Si M. B…, ressortissant tunisien, entré en France le 4 janvier 2021 à l’âge de seize ans, se prévaut pour la première fois en appel, de sa relation avec une ressortissante française dont il aurait déjà reconnu l’enfant à naître, ces circonstances, d’ailleurs postérieures à la date de l’arrêté contesté, ne sont pas suffisamment établies par les pièces du dossier, s’agissant notamment de l’existence, à cette date, d’une communauté de vie ancienne et stable. Il ne ressort pas davantage des pièces du dossier qu’il justifiait en France d’une insertion professionnelle caractérisée par son ancienneté, sa stabilité ou son intensité particulières, y compris avant la survenue de son accident du 18 août 2023. En outre, il n’est pas dépourvu d’attaches, notamment familiales, dans son pays d’origine où résident sa mère et sa sœur. Dans ces conditions, l’arrêté du 6 juin 2024 ne peut être regardé comme portant à son droit au respect de sa vie privée et familiale une atteinte disproportionnée au regard des buts en vue desquels il a été pris et le moyen tiré de la méconnaissance de l’article 8 de la convention européenne de sauvegarde des droits de l’homme et des libertés fondamentales doit, par suite, être écarté. Pour les mêmes motifs, l’arrêté contesté ne peut être regardé comme entaché d’une erreur manifeste d’appréciation.
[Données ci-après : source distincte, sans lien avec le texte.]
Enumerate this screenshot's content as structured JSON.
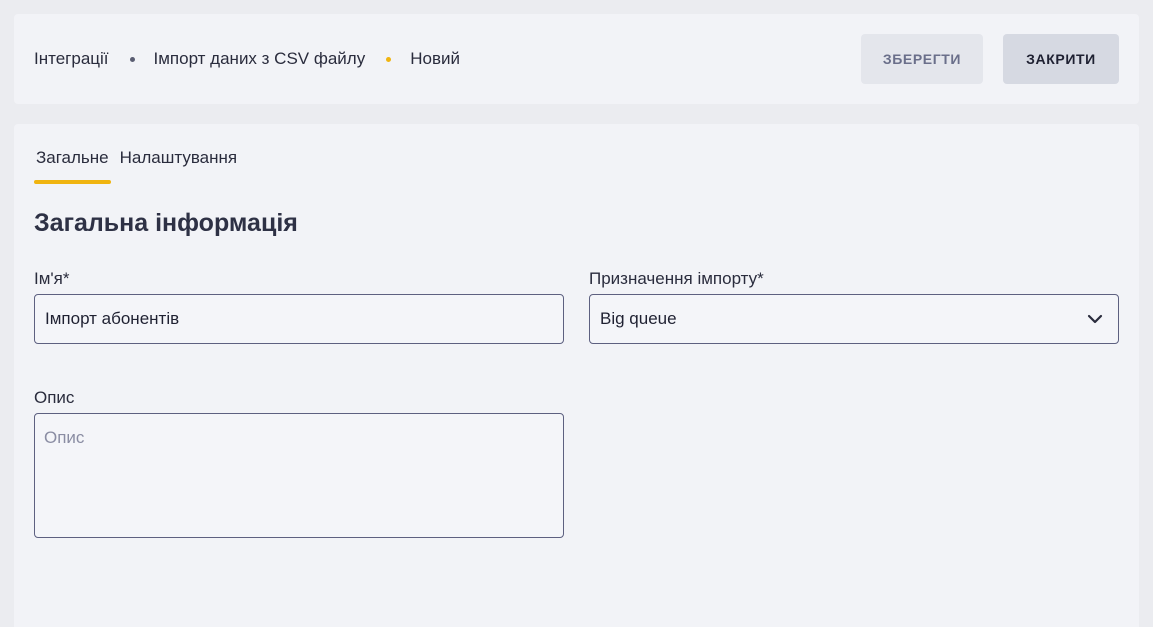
{
  "header": {
    "breadcrumbs": [
      "Інтеграції",
      "Імпорт даних з CSV файлу",
      "Новий"
    ],
    "save_label": "ЗБЕРЕГТИ",
    "close_label": "ЗАКРИТИ"
  },
  "tabs": [
    {
      "label": "Загальне",
      "active": true
    },
    {
      "label": "Налаштування",
      "active": false
    }
  ],
  "section": {
    "title": "Загальна інформація"
  },
  "form": {
    "name_label": "Ім'я*",
    "name_value": "Імпорт абонентів",
    "purpose_label": "Призначення імпорту*",
    "purpose_value": "Big queue",
    "description_label": "Опис",
    "description_placeholder": "Опис"
  },
  "colors": {
    "accent": "#f0b410",
    "background": "#ebecf0",
    "panel": "#f2f3f7"
  },
  "icons": {
    "select_chevron": "chevron-down-icon"
  }
}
Il résulte de ce qui précède que la requête de M. B…, qui est manifestement dépourvue de fondement, doit être rejetée en application des dispositions précitées de l’article R. 222-1 du code de justice administrative.
ORDONNE :
Article 1er : La requête de M. B… est rejetée.
Article 2 : La présente ordonnance sera notifiée à M. A… B… et au ministre de l’intérieur.
Copie en sera adressée au préfet de la Loire.
Fait à Lyon, le 13 mai 2026.
Le président,
Eric Kolbert
La République mande et ordonne au ministre de l’intérieur en ce qui le concerne ou à tous commissaires de justice à ce requis en ce qui concerne les voies de droit commun contre les parties privées, de pourvoir à l’exécution de la présente décision.